A sweet spot in town
Behind the zebra-print partition and lime-green walls are ovens hard at work, baking nearly 30 different varieties of cupcakes from “Coconut Snowball” to “Brooklyn Black Out.”
The House of Cupcakes, which opened in late August, already has a steady base of customers. Owner and chef Ruthie Bzdewka said that frequent customers include members of the University community, mothers with their children and high school students.
“We’ve been here about three weeks, and business is going good. We have a lot of repeat customers,” Bzdewka said.
She explained that she thinks cupcakes are a niche that has been underserved. Since the store’s opening, she said, eight individuals have already approached her about expanding and franchising the store in other locations such as Boston and Florida.
“I see it as a long-term wave,” Bzdewka said. “I think it’s something that was just overlooked for a long time.”
All of Bzdewka’s cupcakes are baked fresh throughout the day and made from scratch with ingredients such as sweet cream butter, Belgian chocolate, Madagascar Bourbon vanilla and fresh fruit.
Bzdewka said she had been making cupcakes for her family for a long time, but she decided to open the shop in Princeton because of the trendy atmosphere and traffic from tourists and residents.
“It’s trendy, it’s classy, and it has everything to support a business,” said Bzdewka, who lives right outside Princeton noting that there are “cupcake shops all over the place like New York City, and I thought Princeton has the same type of atmosphere.”
Bzdewka described the shop as a “family thing.” Her husband helps with maintenance and construction, and her sister aids in advertising and runs the front of the store while she bakes all of the cupcakes herself, starting at 10:30 a.m. and closing the ovens at around 7 p.m. The shop is open until 9 p.m. every day except Sunday, when it closes at 7 p.m. It also offers free on-campus delivery.
Beyond the more than two dozen flavors available to humans with sweet teeth, the House of Cupcakes also provides treats for dogs.
In fact, one of the first varieties of cupcakes customers encounter as they enter the store is “pupcakes,” or cupcakes for dogs, made from ingredients appropriate for canine consumption.
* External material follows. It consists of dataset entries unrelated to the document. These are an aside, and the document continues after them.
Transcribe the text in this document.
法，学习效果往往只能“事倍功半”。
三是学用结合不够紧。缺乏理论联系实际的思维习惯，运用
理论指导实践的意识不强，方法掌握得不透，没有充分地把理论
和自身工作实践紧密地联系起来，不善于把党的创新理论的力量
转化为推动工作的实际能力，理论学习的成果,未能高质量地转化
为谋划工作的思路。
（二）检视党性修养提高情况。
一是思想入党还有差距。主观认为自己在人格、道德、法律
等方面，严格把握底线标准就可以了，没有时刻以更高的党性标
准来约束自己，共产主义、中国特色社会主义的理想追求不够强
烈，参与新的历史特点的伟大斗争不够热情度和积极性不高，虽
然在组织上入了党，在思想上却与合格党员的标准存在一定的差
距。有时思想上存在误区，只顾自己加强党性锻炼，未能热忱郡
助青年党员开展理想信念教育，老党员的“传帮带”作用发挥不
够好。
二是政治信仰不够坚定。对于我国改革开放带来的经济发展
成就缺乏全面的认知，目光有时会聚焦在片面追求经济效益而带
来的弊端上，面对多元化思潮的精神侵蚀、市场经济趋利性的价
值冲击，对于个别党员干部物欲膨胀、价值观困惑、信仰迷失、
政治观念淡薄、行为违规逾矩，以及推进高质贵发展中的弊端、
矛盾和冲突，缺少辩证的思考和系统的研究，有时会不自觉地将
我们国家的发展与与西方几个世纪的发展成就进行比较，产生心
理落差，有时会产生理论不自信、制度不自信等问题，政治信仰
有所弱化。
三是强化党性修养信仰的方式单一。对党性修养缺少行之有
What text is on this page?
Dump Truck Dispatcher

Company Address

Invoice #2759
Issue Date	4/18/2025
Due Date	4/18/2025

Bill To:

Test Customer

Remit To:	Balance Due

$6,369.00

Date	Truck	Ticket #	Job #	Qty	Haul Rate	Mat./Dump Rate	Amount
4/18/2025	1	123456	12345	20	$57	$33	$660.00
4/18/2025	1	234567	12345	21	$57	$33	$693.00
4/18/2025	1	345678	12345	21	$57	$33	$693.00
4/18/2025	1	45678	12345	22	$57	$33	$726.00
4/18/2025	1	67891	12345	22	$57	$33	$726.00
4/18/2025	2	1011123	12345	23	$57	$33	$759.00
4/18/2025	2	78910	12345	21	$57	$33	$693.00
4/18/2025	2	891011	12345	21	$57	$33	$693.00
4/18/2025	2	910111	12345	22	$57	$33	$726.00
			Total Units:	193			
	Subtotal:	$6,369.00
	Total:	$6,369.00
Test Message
One customer walked into the store and spent several minutes deliberating which cupcake to purchase, bewildered by the array of choices in front of him.
“I’m just overwhelmed by all the indecision,” Wilson School lecturer Dean Spears GS said. “Sometimes decisions are hard to make, and this is one of those moments in life.”
He finally settled on a Peanut Butter Delight, which he said was “yummy,” and a minute later regretted his decision when another cupcake caught his eye.
“I was paralyzed by my indecision. Oh my heavens, there’s a chocolate peanut butter!” Spears said.
Rachel Lieberman ’10, who purchased a chocolate fudge truffle cupcake, said she was pleased with her choice.
“[The cupcakes] look really good with so many different flavors,” she said. “They’re cheaper and look more exciting [than Bent Spoon cupcakes], so I think [House of Cupcakes] will be the new cupcake spot.”
Though she has never had a Bent Spoon cupcake, Bzdewka said customers have told her that they find her gourmet cupcakes superior. At $2.25 each, they are among the least expensive gourmet cupcakes she knows of.
“I don’t even consider Bent Spoon competition,” Bzdewka said.
Madeline Stark, a Princeton High School senior who works at the store, said she liked her job but has difficulty resisting its many temptations. Thursday, she started her shift by purchasing a coconut snowball cupcake.
“I love it,” she said. “I used to work at Witherspoon Bread Company, and I like this better. It’s difficult to resist [cupcakes] at times, but it’s great.”